In Debunking Weighting Misperceptions, our first post in the weighting data mini-series, we reviewed the benefits of weighting and debunked misconceptions. Now, we review how to appropriately weight and evaluate the weighting scheme.
When considering weighting it is important to consult a marketing scientist. The Lightspeed data processing team can escalate questions about weighting to the appropriate resources. The marketing scientist can:
- Determine if weighting is really necessary. In some cases, there may be skews in the data, but it is on a variable that doesn’t impact key measures so weighting won’t change the business decisions.
- Advise on the appropriateness of weighting small sample sizes. When sample sizes are small there is less stability in the weights.
- Raise cautions around extremely unbalanced samples. Weighting is not a good option when imbalances are large. A general rule of thumb is that weighting should not be used to increase the proportion of a sub-group more than double or decrease it by more than half.
- Help develop the weighting scheme by identifying the appropriate variables, breaks, and target quotas to use. Just as it is important to accurately profile the target population for survey quotas the same is also true for weights. An inaccurate profile will result in weighted data that may not be representative of the target and may lead to incorrect business decisions.
- Examine the weighting diagnostics to make sure they meet certain criteria and there is no need for adjustments.

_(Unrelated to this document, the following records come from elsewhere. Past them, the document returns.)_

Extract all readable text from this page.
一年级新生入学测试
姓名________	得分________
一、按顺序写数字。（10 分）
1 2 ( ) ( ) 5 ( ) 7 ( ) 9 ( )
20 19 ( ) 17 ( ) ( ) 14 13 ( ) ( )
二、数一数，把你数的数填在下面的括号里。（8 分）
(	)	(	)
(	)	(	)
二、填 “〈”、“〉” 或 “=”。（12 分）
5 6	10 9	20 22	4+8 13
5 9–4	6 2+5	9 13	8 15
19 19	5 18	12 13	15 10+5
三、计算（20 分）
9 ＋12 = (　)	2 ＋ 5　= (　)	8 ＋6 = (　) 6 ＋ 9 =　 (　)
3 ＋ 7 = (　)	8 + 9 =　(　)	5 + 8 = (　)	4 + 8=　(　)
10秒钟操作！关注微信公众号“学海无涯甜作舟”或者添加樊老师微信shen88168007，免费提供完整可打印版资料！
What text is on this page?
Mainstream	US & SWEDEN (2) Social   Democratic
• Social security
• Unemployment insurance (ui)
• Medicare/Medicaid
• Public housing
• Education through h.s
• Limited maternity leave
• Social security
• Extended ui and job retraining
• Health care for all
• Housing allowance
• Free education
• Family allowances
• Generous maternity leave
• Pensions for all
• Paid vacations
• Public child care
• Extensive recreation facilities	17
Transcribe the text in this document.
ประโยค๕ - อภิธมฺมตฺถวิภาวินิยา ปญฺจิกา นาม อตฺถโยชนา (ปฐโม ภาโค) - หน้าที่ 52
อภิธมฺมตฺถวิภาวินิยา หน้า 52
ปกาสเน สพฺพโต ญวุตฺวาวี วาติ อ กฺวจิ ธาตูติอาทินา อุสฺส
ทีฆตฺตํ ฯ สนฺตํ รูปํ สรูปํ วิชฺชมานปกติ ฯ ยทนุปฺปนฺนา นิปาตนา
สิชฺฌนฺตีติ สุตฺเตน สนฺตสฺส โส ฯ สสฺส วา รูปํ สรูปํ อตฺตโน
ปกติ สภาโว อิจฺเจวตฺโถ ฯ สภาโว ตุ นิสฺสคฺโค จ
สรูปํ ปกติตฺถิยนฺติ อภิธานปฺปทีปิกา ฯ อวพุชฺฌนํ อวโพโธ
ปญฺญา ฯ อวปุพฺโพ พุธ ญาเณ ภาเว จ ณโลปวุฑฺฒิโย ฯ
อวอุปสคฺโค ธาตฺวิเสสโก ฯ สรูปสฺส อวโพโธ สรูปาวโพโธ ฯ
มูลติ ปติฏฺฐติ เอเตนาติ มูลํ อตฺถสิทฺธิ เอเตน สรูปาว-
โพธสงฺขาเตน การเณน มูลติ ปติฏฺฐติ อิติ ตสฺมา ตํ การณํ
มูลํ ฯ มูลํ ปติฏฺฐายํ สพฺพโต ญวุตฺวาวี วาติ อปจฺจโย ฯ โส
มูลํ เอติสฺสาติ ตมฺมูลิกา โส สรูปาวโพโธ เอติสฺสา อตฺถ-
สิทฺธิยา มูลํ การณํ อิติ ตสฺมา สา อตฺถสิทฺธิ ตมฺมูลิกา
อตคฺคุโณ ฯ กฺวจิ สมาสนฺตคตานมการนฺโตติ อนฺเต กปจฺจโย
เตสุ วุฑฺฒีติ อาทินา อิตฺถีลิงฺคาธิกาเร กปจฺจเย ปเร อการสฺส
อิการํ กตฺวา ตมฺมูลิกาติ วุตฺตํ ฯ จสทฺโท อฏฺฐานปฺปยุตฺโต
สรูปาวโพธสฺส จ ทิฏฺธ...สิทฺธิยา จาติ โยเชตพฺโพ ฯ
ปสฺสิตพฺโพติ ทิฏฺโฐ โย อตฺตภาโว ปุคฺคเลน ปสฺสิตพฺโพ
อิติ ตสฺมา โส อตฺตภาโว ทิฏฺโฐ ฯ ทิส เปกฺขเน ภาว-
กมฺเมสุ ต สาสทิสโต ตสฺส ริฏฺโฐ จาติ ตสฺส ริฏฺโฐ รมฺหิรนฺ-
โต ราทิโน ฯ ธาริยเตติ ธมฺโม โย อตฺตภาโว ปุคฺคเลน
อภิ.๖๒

It is extremely important to evaluate the weighting scheme to make sure it is valid and does not violate any statistical rules. To do this first the weighting efficiency is evaluated by comparing the effective base size to the original base size. An effective base size is used to reduce the likelihood of the statistics producing significant results simply because the weighting has made adjustments to the data. There are no hard and fast rules for weighting efficiency because it always depends on the circumstances of the weighting, however, any time the effective base size is less than 70% of the original base size the weighting should be carefully examined. If necessary, the number of weighting variables or breaks might be reduced to increase the weighting efficiency.
In addition to weighting efficiency, it is also important to look at the actual size of the weights. There are several basic rules:
- No weights should be above 5.0. If there are just a few weights above 5.0 then the weights should be capped at 5.0. If there are many weights above 5.0 then the weighting scheme needs to be reevaluated.
- The percent of respondents with weights 2.0 or greater should not exceed 10% of original base and/or when weighted those with weights of 2.0 or greater should not exceed 30% of the effective base.
- The average weight for outliers (weights of 2.0 or greater) should not exceed 3.0.
- Any weights close to zero (less than .01) suggests there is something wrong with the choice of variables to weight on and the weighting scheme should be reexamined.
After the weighting scheme passes the statistical validity tests mentioned above, the weighted data needs to be examined. First, make sure that the weighting has the desired effect on demos and habits. Second, key measures should be carefully examined to understand if absolute and relative results have changed due to the weighting.
Remember, weighting is no replacement for appropriate sampling, but it can be extremely beneficial for research by making the sample more representative of the target population, adjusting for varying response rates, comparing across samples, reducing sample costs and assuring a representative sample. Following the rules outlined above will help assure a quality weighting scheme and correct business decisions.